"You gentlemen have to learn the art of politics. Ladies are born possessing it.” I confessed all my little lapses, while he was still in the first throes of being engaged. His arm was around my shoulder, his fingers playing with my hair.

When I had confessed all, he said, “You will make an admirable Whig hostess, my dear. The very soul of discretion. That is French for crooked as a dog's hind leg."

"Thank you, sir. Now, to change the subject, it is the copy of the diamond necklace that first brought us together, and we still don't know what Barry was doing with it."

"Andrew explained that to me. Barry had a copy made when Margaret decided to sell the original. She planned to wear the paste necklace, to conceal having sold the original. She was not happy with the copy, and said the necklace was stolen instead. Barry just tossed the copy in a drawer and forgot about it. And I, for one, am very happy he did, or I would never have got to know your delightfully warped character."

"I am happy, too, for us and Andrew.

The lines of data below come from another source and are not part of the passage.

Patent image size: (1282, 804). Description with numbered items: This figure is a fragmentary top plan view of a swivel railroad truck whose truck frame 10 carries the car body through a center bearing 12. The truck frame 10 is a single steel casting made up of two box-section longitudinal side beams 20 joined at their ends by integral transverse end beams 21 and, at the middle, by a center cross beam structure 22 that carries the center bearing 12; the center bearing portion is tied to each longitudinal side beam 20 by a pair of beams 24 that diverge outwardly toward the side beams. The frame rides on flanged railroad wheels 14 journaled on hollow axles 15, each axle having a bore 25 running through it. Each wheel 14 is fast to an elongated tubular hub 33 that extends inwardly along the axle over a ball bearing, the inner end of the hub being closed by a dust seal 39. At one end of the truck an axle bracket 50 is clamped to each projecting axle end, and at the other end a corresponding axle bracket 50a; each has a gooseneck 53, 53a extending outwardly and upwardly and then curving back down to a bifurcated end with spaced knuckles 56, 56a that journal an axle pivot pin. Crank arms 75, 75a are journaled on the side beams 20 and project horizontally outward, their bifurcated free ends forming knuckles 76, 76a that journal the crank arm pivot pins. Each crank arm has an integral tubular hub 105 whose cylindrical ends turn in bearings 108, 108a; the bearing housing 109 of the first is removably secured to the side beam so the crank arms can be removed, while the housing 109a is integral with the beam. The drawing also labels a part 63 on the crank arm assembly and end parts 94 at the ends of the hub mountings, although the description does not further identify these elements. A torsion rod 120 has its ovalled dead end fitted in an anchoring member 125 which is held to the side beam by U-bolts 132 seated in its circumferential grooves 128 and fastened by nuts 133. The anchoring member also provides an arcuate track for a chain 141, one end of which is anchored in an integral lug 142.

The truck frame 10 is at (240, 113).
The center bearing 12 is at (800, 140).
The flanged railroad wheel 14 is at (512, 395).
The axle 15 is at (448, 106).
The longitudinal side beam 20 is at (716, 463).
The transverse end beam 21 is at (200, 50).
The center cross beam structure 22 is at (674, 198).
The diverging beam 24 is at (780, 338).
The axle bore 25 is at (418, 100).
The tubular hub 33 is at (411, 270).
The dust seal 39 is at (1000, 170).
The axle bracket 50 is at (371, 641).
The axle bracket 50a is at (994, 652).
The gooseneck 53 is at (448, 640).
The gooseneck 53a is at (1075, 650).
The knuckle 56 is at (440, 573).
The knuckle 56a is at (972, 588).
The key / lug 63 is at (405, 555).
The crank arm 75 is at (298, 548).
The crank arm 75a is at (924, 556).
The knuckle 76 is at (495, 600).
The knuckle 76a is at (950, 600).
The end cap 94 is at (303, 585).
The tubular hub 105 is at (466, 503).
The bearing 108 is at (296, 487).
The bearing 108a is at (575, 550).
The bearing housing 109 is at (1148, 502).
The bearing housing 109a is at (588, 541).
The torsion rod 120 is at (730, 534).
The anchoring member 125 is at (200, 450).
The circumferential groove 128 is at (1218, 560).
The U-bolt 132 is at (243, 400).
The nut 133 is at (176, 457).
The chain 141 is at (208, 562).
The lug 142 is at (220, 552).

It has taken a quarter of a century for the tale to reach this satisfactory conclusion. Three lives have been impoverished by Margaret's betrayal."

"Let it be a lesson for us. I don't know how they could have hidden their joy from the world when they fell in love and married. Folks say love and a cough cannot be hidden. I can only conclude they did not love as we love, Zoie. I feel like hiring a platform and announcing our wedding to the whole parish."

"An advertisement in the journals will serve the purpose,” I said, but truly I felt the same as Weylin. “You need not hire a platform, but when I give you our first son, I want fireworks at Parham."

His fingers tilted my face to his. “There will be fireworks at Parham long before that, my dear, if I have anything to say about it."